WORD THERAPY
As I may have mentioned once or thrice, I suck at art. And the thought of doing art therapy leaves me feeling cold and slightly nauseated. However, it is also true the art therapist is not only a lovely person, but also a very good therapist. Plus she’s nice to me – and by that I mean, she often lets me write in lieu of drawing. So here’s a few of my art therapy, “works of art”.

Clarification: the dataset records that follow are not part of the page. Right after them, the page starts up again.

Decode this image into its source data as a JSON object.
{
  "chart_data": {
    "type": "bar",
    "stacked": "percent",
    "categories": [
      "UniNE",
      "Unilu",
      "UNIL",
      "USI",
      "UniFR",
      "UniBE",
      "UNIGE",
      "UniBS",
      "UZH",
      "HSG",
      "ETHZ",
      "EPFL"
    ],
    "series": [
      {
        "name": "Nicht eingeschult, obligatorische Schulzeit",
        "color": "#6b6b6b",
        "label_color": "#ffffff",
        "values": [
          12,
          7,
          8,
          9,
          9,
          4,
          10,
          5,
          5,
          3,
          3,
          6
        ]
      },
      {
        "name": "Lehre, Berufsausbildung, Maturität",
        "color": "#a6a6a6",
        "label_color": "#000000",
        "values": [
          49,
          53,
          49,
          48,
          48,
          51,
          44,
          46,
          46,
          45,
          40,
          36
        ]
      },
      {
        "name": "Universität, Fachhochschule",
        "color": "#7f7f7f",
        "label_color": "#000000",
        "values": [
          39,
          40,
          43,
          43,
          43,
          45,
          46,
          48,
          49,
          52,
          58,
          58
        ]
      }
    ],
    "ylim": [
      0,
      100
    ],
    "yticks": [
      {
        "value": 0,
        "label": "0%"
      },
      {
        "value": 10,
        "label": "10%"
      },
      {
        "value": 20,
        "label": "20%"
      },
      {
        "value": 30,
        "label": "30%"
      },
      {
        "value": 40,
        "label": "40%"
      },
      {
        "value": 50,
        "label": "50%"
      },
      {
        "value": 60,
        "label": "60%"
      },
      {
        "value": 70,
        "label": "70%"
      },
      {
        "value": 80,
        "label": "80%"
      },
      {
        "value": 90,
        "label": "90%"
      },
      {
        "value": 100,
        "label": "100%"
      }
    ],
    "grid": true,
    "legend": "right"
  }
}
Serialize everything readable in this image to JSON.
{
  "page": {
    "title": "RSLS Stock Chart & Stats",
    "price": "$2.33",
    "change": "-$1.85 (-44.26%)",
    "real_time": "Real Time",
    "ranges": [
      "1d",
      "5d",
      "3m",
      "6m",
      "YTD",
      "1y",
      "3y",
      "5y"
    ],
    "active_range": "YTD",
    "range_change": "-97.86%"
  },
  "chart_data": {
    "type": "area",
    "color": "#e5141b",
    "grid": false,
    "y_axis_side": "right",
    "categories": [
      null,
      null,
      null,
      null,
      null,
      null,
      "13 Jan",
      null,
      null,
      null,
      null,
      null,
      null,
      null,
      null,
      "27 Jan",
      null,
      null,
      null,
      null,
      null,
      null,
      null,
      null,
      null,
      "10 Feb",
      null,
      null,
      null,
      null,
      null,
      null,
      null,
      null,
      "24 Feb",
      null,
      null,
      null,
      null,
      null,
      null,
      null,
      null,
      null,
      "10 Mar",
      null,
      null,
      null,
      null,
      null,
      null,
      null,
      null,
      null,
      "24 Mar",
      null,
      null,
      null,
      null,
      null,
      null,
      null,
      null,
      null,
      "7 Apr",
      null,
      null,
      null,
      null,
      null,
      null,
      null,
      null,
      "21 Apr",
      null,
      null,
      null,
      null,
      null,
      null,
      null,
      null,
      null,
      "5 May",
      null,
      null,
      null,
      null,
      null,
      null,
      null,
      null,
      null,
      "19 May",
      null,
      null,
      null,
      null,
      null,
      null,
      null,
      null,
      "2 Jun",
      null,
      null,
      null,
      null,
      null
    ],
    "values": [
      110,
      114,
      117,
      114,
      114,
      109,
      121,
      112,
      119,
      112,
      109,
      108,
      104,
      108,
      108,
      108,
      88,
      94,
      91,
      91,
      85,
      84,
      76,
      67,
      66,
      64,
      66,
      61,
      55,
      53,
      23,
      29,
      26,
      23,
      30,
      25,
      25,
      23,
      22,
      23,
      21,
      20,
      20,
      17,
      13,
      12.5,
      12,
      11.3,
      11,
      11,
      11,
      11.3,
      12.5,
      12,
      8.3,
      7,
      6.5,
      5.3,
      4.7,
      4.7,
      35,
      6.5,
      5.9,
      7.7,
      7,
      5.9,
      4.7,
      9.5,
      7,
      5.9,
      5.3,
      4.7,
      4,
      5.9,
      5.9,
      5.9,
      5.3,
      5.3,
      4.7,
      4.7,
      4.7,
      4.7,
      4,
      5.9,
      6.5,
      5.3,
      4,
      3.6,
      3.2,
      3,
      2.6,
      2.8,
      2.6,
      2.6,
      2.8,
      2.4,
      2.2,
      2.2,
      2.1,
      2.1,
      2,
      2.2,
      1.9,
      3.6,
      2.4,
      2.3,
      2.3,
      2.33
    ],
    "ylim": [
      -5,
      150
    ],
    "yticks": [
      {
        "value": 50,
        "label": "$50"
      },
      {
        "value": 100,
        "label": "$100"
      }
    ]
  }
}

Spontaneously produced. Unedited. Raw. Cheerless…
Silence
I hear them…
…birds
…beasts
…beauty
I feel them…
…fear
…failure
…friendship
I see them…
…lovers
…loneliness
…life
I touch them…
…sorrow
…sand
…sweetness
I smell them…
…courage
…conviction
…conscience
I am alone…
I am silent…
The Birthing
The comfort of the carapace
Wrapped tightly
Snug
Warm
Impervious to the elements
A golden cage around me
Inside feeling protected
Safe
Familiar
A fluid world of comfort
The golden cage has bars
Inhibiting my growth
It cracks
It splinters
The light starts shining through
The air is cold and foreign
It’s hard to breathe it in
Gasping
Crying
The egg is cracked wide open
I feel I’m born anew
Fragile flesh with no protection
Afraid
Anxious
The birthing has begun
The loneliest place in the world is being surrounded by people and having no connection. Making small talk. Being courageous. Giving out. Receiving nothing. A total disconnect from the human being. Being is silent. Being is alone. Without connections, who am I? I am surrounded by love – I am lonely. I have all I desire – I am lonely. I have many people – I am lonely. I grew with loneliness – it is a place of familiarity. The veil is drawn around me. Who drew the veil? Who can tear it down? I fear connections. I fear disconnection. I fear. I am alone.